The guys don’t miss a beat and go straight into the encore, starting with one of the most famous Anthrax intros ever, with a slaughtering bassline from Frank Bello, and the marauding punk riffs to accompany it, this Joe Jackson cover, ‘Got The Time’, sees Scott encourage the crowd to give it their all, whether it be a circle pit, or crowd surfing, or ‘Whatever the f*ck you wanna do!” There was definitely some seismic tremors occurring in the O2, and although the staff did a great job keeping most people relatively safe, I don’t think they were quite ready for Anthrax fans.
Last song of the night is ‘Efilnikufesin (N.F.L.)’ which was written about actor John Belushi, who died of a drug overdose on March 5, 1982, and is filled with audience participation from beginning to end, with deafening vocals screamed from every lung.

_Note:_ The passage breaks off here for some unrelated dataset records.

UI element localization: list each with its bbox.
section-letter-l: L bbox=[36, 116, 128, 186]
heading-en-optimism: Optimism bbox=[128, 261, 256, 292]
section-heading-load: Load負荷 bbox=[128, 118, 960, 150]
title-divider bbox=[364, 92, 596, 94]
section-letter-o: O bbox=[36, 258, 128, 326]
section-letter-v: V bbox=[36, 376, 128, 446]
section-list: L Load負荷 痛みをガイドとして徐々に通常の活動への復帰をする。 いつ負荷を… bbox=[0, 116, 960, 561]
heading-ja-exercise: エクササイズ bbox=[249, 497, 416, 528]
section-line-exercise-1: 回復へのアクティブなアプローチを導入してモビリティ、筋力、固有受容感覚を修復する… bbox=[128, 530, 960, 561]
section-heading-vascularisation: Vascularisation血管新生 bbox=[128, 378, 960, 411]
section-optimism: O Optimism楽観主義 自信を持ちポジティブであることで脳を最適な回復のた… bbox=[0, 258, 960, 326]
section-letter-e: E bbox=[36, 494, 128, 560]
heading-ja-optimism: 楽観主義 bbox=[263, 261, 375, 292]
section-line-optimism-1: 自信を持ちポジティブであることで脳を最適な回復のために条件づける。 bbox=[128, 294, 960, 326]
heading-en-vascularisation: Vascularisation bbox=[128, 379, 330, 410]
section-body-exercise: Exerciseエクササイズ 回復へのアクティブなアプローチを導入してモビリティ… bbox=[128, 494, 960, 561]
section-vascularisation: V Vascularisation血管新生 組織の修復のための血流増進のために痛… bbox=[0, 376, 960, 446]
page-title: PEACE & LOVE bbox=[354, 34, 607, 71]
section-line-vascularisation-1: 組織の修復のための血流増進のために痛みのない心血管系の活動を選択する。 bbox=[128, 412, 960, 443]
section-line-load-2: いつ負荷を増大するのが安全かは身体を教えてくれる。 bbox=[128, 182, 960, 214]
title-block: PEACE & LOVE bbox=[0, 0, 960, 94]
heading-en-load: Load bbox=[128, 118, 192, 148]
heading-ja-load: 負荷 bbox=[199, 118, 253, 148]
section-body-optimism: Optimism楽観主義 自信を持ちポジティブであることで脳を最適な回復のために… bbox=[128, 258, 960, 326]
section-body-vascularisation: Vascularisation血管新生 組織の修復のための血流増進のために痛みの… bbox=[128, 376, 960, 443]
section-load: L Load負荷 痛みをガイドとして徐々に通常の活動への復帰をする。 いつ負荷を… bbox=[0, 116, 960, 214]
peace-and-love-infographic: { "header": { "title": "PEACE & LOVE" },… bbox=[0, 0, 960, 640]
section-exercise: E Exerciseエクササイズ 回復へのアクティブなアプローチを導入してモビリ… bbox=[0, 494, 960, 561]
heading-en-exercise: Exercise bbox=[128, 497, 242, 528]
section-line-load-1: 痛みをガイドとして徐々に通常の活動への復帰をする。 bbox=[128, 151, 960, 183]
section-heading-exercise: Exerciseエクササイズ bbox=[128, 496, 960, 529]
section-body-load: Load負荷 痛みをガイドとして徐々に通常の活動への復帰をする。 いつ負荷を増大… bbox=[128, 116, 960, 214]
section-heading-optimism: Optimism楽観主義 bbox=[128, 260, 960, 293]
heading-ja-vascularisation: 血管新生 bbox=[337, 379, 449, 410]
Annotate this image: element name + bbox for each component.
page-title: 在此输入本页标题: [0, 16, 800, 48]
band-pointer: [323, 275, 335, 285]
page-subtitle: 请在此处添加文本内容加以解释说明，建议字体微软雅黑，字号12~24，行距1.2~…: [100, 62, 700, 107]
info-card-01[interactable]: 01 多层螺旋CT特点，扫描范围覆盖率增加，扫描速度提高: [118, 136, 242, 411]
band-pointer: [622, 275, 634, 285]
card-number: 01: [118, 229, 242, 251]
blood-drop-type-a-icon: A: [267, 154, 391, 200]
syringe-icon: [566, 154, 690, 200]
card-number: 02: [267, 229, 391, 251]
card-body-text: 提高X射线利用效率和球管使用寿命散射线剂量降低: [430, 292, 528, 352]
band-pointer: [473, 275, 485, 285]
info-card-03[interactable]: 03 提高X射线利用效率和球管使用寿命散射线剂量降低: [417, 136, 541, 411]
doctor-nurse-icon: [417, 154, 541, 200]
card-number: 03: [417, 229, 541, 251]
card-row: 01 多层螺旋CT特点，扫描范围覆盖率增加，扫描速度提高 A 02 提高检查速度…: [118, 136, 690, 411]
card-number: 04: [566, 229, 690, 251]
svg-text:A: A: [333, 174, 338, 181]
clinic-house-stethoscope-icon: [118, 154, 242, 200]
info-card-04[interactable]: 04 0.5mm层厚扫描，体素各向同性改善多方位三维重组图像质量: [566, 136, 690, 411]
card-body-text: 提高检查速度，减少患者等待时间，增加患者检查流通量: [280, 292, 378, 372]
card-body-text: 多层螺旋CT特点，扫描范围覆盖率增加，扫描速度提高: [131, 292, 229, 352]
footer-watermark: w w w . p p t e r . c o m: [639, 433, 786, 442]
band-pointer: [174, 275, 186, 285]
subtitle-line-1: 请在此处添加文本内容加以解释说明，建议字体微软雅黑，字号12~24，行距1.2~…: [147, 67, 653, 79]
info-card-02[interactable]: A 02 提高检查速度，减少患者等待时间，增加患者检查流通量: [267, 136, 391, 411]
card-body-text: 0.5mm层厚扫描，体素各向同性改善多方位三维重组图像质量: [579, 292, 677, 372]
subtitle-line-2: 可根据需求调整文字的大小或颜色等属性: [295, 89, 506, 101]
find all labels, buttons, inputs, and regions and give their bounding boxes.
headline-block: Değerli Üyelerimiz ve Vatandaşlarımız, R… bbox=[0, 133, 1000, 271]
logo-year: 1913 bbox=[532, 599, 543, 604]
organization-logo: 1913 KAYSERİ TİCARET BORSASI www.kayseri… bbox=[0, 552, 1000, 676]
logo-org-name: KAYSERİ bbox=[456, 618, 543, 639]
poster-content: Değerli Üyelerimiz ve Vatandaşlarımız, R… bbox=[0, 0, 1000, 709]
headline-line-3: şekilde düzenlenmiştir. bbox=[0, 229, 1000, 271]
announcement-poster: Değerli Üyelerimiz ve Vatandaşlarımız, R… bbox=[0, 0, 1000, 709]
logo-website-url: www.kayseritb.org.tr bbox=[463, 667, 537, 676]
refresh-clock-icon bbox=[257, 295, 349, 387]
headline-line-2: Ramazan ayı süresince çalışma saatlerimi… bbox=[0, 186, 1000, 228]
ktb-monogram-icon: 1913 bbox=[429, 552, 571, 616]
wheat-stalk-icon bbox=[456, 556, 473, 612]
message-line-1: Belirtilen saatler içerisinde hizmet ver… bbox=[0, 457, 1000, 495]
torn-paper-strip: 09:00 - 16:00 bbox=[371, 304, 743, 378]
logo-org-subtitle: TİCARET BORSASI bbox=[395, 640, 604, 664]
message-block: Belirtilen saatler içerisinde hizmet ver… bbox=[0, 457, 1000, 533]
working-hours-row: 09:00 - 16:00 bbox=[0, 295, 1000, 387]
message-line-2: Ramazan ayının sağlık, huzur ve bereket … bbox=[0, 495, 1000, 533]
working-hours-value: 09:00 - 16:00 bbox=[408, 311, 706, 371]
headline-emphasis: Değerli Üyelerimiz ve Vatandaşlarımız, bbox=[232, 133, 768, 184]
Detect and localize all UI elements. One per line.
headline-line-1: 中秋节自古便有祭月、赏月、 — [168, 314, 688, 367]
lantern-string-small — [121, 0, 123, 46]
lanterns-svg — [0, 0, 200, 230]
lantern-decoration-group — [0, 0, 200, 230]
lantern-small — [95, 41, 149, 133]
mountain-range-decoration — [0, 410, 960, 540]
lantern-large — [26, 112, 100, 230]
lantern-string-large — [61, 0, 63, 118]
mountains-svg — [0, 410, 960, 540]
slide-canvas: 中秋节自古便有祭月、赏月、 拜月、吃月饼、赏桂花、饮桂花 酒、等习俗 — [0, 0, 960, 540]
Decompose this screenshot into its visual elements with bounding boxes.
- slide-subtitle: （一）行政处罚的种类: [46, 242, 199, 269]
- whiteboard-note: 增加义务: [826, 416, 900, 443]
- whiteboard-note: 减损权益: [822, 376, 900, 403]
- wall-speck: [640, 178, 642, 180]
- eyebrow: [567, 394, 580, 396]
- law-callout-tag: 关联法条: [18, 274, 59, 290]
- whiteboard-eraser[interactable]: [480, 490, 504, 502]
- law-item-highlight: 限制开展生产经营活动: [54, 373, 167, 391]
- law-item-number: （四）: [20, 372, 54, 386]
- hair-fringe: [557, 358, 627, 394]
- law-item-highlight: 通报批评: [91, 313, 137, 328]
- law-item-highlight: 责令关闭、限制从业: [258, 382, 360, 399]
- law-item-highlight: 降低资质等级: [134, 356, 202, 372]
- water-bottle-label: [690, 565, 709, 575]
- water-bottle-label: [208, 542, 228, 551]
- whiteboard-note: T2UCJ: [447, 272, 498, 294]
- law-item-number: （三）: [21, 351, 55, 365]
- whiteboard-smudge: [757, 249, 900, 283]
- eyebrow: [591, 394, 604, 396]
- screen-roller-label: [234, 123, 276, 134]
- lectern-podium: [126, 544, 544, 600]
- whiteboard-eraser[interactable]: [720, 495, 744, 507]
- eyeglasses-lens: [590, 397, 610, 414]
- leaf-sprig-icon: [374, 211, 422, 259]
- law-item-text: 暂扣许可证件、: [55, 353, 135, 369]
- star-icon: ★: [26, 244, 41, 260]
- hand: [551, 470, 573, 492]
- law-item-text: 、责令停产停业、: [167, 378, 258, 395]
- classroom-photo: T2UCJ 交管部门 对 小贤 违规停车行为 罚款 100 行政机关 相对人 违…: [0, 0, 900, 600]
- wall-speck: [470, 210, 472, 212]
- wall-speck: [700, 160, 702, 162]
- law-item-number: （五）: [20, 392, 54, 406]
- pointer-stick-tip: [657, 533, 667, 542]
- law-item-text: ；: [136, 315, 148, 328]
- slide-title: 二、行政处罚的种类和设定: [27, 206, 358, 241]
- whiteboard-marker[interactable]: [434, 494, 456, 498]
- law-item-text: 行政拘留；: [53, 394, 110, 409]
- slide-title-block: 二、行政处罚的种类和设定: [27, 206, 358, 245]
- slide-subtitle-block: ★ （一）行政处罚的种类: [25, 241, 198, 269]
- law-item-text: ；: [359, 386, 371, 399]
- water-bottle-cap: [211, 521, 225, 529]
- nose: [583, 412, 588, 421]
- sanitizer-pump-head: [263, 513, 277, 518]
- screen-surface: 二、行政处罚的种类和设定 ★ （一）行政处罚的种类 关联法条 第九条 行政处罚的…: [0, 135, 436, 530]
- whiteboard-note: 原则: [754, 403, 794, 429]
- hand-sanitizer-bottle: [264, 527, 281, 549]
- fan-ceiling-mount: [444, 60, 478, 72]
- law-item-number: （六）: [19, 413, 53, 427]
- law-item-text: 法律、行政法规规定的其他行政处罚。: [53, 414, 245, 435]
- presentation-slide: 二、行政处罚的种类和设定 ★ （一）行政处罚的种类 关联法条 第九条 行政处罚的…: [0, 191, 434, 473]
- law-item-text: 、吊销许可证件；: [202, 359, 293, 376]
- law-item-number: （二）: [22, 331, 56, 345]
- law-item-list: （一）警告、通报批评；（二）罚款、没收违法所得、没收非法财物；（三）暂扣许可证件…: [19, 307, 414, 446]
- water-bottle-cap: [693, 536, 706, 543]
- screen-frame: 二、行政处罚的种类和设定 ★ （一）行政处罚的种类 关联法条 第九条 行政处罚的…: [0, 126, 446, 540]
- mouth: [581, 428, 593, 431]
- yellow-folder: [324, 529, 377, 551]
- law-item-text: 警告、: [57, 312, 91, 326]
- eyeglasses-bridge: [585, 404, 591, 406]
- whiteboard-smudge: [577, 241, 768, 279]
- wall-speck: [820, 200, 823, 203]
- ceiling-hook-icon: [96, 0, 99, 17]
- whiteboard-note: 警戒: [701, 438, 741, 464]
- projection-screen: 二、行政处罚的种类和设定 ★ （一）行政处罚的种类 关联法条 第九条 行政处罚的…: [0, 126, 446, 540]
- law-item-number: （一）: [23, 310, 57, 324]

The guys all gather to greet their sweaty mass of fans at the front of stage and thank everyone for coming out, assuring us all they will be back as soon as possible with some new material coming too, before the familiar sounds of Ronnie James Dio ring out across the speakers, with the Rainbow classic ‘Long Live Rock And Roll’, as they animatedly leave the stage, clearly having enjoyed the set.
You can say what you like about Anthrax, but not only have they remained true to themselves all these years, they have also remained loyal to their fan base, and tonight they proved why they are still top of their game, forty years on.